Let me also thank Prime Minister Zapatero, Foreign Minister Moratinos and the Spanish Government. The close interest you took in the project was instrumental to its success.
I am grateful to the ONUART Foundation and all its patrons and partners for their contributions. ONUART is a valuable example of a public-private partnership. Engaging the private sector is crucial to the success of the United Nations.
To the artist, Miquel Barceló, thank you for putting your unique talents to work in service of the world. The artwork you have created for this room is absolutely innovative and radiant. I have no doubt that people will come to see it whether they have business here or not.
I also thank the President of the Swiss Confederation for being present, and for Switzerland's firm support for the United Nations in Geneva and across the world. I know you are as thrilled as we are by this new addition to the Palais de Nations, which is an exceptional landmark not only for Geneva, but for the entire international community.
It is very appropriate that this chamber has been named the Human Rights and Alliance of Civilizations Room.
Human rights are a fundamental part of the work of the United Nations and of the Organization's very identity. Respect for human rights is the indispensable foundation for lasting peace and sustainable development. I am pleased to be inaugurating this room on the eve of the 60th anniversary of the Universal Declaration on Human Rights. The anniversary is an opportunity to reaffirm our commitment to the principles of the Declaration and to redouble our efforts to make them a reality for all.
The Alliance of Civilizations, for its part, is a very important and practical initiative that is linked intrinsically to human rights, and which has already succeeded in overcoming barriers of distrust. We see, almost on a daily basis, the polarizing impact of prejudice and suspicion among the peoples of the world. Spain and Turkey have played a dynamic role as convenors of the Alliance. I thank Prime Minister Erdoðan of Turkey for his presence today, and for Turkey's continued strong commitment and leadership of the initiative. And I commend the Group of Friends of the Alliance, many of whom are represented today, for their role in advancing dialogue, mutual respect and the other objectives of the initiative.
I very much look forward to the discussions and decision-making that will take place in this room. The design itself might be thought of as a metaphor for our work. The colours look different depending on where you are seated. That reminds me of the old saying about politics, “where you stand depends on where you sit”.
The correlation to multilateralism is clear. Countries and people have different perspectives on the challenges we face. As they discuss these matters, they can come to appreciate the different dimensions of a problem. And just as we might need to spend some time in this room, and look at the design from different angles in order to see it completely, so must we have a full range of views if we are to properly address global challenges.
And indeed, multilateral solutions are more necessary than ever.
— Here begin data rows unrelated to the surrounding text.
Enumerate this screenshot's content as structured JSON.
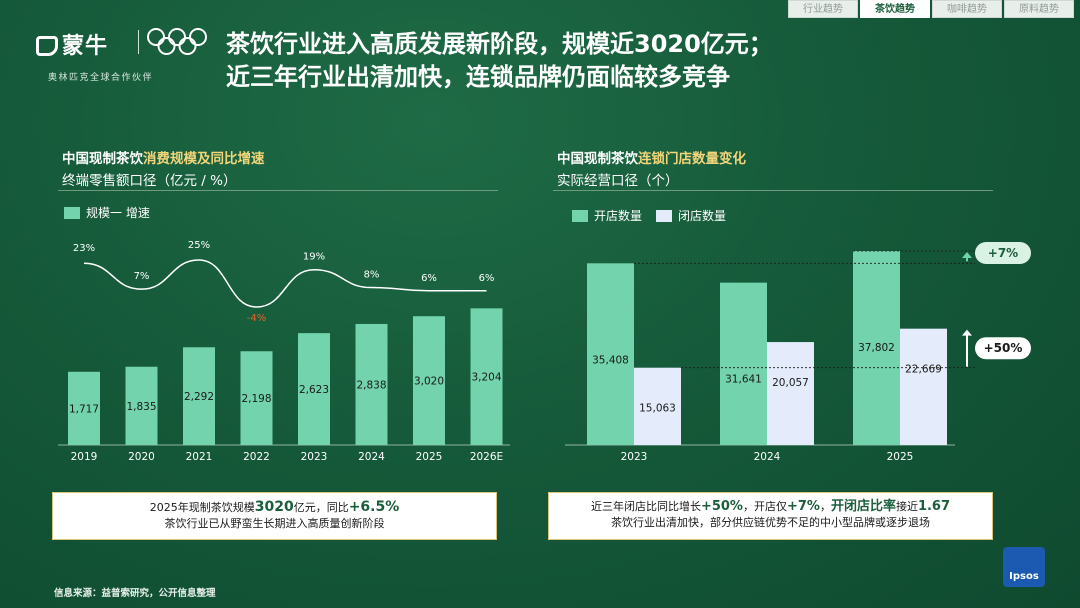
{
  "tabs": [
    {
      "label": "行业趋势",
      "active": false
    },
    {
      "label": "茶饮趋势",
      "active": true
    },
    {
      "label": "咖啡趋势",
      "active": false
    },
    {
      "label": "原料趋势",
      "active": false
    }
  ],
  "logo": {
    "brand": "蒙牛",
    "partner_text": "奥林匹克全球合作伙伴",
    "olympic_rings_icon": "olympic-rings-icon"
  },
  "title": {
    "line1": "茶饮行业进入高质发展新阶段，规模近3020亿元；",
    "line2": "近三年行业出清加快，连锁品牌仍面临较多竞争"
  },
  "left_panel": {
    "header_prefix": "中国现制茶饮",
    "header_highlight": "消费规模及同比增速",
    "subheader": "终端零售额口径（亿元 / %）",
    "legend_label": "规模一 增速",
    "bar_color": "#72d3ad",
    "summary": {
      "line1_prefix": "2025年现制茶饮规模",
      "line1_value": "3020",
      "line1_mid": "亿元，同比",
      "line1_rate": "+6.5%",
      "line2": "茶饮行业已从野蛮生长期进入高质量创新阶段"
    }
  },
  "right_panel": {
    "header_prefix": "中国现制茶饮",
    "header_highlight": "连锁门店数量变化",
    "subheader": "实际经营口径（个）",
    "legend_open": "开店数量",
    "legend_close": "闭店数量",
    "open_color": "#72d3ad",
    "close_color": "#e4ecfb",
    "summary": {
      "line1_a": "近三年闭店比同比增长",
      "line1_b": "+50%",
      "line1_c": "，开店仅",
      "line1_d": "+7%",
      "line1_e": "，",
      "line1_f": "开闭店比率",
      "line1_g": "接近",
      "line1_h": "1.67",
      "line2": "茶饮行业出清加快，部分供应链优势不足的中小型品牌或逐步退场"
    }
  },
  "source": "信息来源：益普索研究，公开信息整理",
  "ipsos_label": "Ipsos",
  "chart_data": [
    {
      "type": "bar",
      "title": "中国现制茶饮消费规模及同比增速",
      "subtitle": "终端零售额口径（亿元 / %）",
      "categories": [
        "2019",
        "2020",
        "2021",
        "2022",
        "2023",
        "2024",
        "2025",
        "2026E"
      ],
      "series": [
        {
          "name": "规模",
          "type": "bar",
          "values": [
            1717,
            1835,
            2292,
            2198,
            2623,
            2838,
            3020,
            3204
          ],
          "labels": [
            "1,717",
            "1,835",
            "2,292",
            "2,198",
            "2,623",
            "2,838",
            "3,020",
            "3,204"
          ]
        },
        {
          "name": "增速",
          "type": "line",
          "values": [
            23,
            7,
            25,
            -4,
            19,
            8,
            6,
            6
          ],
          "labels": [
            "23%",
            "7%",
            "25%",
            "-4%",
            "19%",
            "8%",
            "6%",
            "6%"
          ]
        }
      ],
      "negative_label_color": "#e8612c",
      "legend": "top-left"
    },
    {
      "type": "bar",
      "title": "中国现制茶饮连锁门店数量变化",
      "subtitle": "实际经营口径（个）",
      "categories": [
        "2023",
        "2024",
        "2025"
      ],
      "series": [
        {
          "name": "开店数量",
          "values": [
            35408,
            31641,
            37802
          ],
          "labels": [
            "35,408",
            "31,641",
            "37,802"
          ]
        },
        {
          "name": "闭店数量",
          "values": [
            15063,
            20057,
            22669
          ],
          "labels": [
            "15,063",
            "20,057",
            "22,669"
          ]
        }
      ],
      "annotations": [
        {
          "text": "+7%",
          "applies_to": "开店数量"
        },
        {
          "text": "+50%",
          "applies_to": "闭店数量"
        }
      ],
      "legend": "top-left"
    }
  ]
}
From the financial crisis to climate change and the Millennium Development Goals, the time has come to take multilateralism to a new, stronger and more inclusive level.
At the G-20 meeting this past Saturday, I stressed the need for global solidarity. The next month offers two important tests. At the Financing for Development conference in Doha later this month, we have a chance to rejuvenate the global partnership for development. And in December, climate change negotiators meeting in Poland have a chance to take crucial steps towards an agreement on this existential threat.
Like those rooms where leaders gather, this room will be a forum in which all countries, large and small, developed and developing, can air their grievances, highlight their aspirations, and hopefully, in the end, find consensus.
I understand that the construction of this magnificent dome involved techniques that were never used before, and that materials were used in new combinations. We can see the results. They are stunning.
In that spirit, let us bring the same sense of innovation to the work that will now take place here. Let us not settle for the status quo, but instead be visionary, creative and bold.
This Human Rights and Alliance of Civilizations Room is a wonderful addition to the United Nations that will capture the imagination of all who will work here. I again thank everyone involved in bringing it into being.